Mitchell will be a full-time receiver again this year, but don't be shocked if Bennett is just as good.
Matt Jones, Florida
With Mike Gillislee toting the rock for the Gators last year, freshman Matt Jones wasn't doing much for Florida's offense.
But Jones came on strong at the end of the season, including an impressive performance against Florida State.
Jones is a big body for a tailback at 6'2", 220 pounds. With Gillislee off to graduation, the starting job will be Jones' to lose.
With the way Florida likes to play physical, Jones could quickly become a name to reckon with in the SEC, though T.J. Yeldon, Todd Gurley and Keith Marshall will keep him off any All-SEC teams.
According to Michael DiRocco of ESPN.com, Jones is reportedly fighting an infection and his availability for the start of the season is in question.
Alvin "Bud" Dupree, Kentucky
If you played for the Kentucky Wildcats during the Joker Phillips tenure, chances are not many people outside of the plateau knew who you were.
Unfortunately, that's much of the case for Kentucky's star linebacker Alvin "Bud" Dupree.
Dupree registered 12.5 tackles for a loss and 6.5 sacks last year for the Wildcats.
He finished with 91 total tackles.
The 6'4", 252-pound junior should become more of a prominent name this season. Newly hired head coach Mark Stoops will be happy to have him, that's for sure.
Bo Wallace, Ole Miss
When your name is Bo and you play collegiate ball in Mississippi, there's almost an implied responsibility to showcase the gunslinging playing style that likens to that of Brett Favre.
Bo Wallace fits the mold.
His playing style didn't fail him last year, either. Wallace, at 6'4" and 204 pounds, threw for 2,994 yards and completed 63.9 percent of his passes, with 22 touchdown passes and 17 interceptions.

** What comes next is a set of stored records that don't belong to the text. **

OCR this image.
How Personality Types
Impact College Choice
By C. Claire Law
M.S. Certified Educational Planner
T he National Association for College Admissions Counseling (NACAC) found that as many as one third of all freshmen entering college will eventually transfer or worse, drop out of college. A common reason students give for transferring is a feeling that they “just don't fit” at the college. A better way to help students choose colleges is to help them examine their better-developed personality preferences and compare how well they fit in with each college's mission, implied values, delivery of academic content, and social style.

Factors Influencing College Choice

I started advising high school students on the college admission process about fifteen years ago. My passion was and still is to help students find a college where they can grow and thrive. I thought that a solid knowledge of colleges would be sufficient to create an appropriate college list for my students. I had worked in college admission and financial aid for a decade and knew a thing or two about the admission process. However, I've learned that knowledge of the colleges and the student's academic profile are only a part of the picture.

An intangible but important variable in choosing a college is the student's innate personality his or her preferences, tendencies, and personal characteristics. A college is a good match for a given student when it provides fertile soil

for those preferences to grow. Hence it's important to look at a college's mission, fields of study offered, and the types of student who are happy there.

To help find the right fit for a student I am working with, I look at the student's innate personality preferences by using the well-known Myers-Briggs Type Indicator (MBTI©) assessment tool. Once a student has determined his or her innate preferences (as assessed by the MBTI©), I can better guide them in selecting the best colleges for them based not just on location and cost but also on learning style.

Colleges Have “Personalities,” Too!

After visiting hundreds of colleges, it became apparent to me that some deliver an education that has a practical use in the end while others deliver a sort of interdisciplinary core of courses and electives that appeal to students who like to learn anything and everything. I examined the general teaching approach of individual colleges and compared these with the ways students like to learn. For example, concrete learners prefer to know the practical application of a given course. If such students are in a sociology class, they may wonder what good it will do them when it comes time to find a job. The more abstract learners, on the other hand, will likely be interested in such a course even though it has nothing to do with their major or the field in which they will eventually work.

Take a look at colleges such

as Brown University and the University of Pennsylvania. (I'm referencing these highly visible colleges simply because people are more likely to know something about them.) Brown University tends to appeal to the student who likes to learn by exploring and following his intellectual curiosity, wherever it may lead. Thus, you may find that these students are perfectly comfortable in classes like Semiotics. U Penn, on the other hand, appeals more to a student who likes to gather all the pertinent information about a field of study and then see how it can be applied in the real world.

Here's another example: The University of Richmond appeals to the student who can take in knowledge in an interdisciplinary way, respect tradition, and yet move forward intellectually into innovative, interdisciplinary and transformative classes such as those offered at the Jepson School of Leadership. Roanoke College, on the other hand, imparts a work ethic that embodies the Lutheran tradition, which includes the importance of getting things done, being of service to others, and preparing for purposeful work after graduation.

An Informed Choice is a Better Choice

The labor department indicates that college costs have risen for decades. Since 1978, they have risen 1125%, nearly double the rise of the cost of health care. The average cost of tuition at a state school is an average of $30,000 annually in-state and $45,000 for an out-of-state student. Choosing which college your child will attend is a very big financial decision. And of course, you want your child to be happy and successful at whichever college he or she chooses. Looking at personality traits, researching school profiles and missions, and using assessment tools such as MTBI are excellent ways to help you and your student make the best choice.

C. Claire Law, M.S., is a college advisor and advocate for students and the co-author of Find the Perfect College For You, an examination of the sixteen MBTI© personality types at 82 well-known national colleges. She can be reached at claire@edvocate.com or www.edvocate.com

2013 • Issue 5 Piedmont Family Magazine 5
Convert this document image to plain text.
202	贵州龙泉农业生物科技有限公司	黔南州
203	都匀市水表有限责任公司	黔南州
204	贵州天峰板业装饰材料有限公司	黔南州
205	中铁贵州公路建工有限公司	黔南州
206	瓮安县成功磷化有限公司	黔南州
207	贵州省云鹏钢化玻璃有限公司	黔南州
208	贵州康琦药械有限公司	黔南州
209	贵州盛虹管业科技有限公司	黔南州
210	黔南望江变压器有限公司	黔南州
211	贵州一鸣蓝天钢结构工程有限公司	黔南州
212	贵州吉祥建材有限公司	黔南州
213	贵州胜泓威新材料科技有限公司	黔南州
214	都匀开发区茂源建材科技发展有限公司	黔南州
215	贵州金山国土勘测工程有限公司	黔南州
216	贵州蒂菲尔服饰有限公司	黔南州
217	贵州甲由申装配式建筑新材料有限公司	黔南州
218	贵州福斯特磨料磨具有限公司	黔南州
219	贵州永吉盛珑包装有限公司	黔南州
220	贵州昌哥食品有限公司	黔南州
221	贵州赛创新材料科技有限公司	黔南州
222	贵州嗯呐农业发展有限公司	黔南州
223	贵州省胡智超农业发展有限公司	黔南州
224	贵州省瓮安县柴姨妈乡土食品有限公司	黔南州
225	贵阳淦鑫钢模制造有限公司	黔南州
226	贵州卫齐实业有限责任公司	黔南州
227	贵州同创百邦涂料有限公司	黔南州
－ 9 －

That's where the gunslinging mentality might not to tone down just a bit, but Wallace is an exciting player—he even rushed for 390 yards and eight touchdowns as a sophomore.
Johnny Manziel, AJ McCarron and Aaron Murray are obviously the faces of quarterbacks in the SEC, but Wallace could be the premier passer in the conference come 2014.
More of the reason to keep an eye on him this year. Ole Miss, especially with receiver Donte Moncrief, will be fun to watch.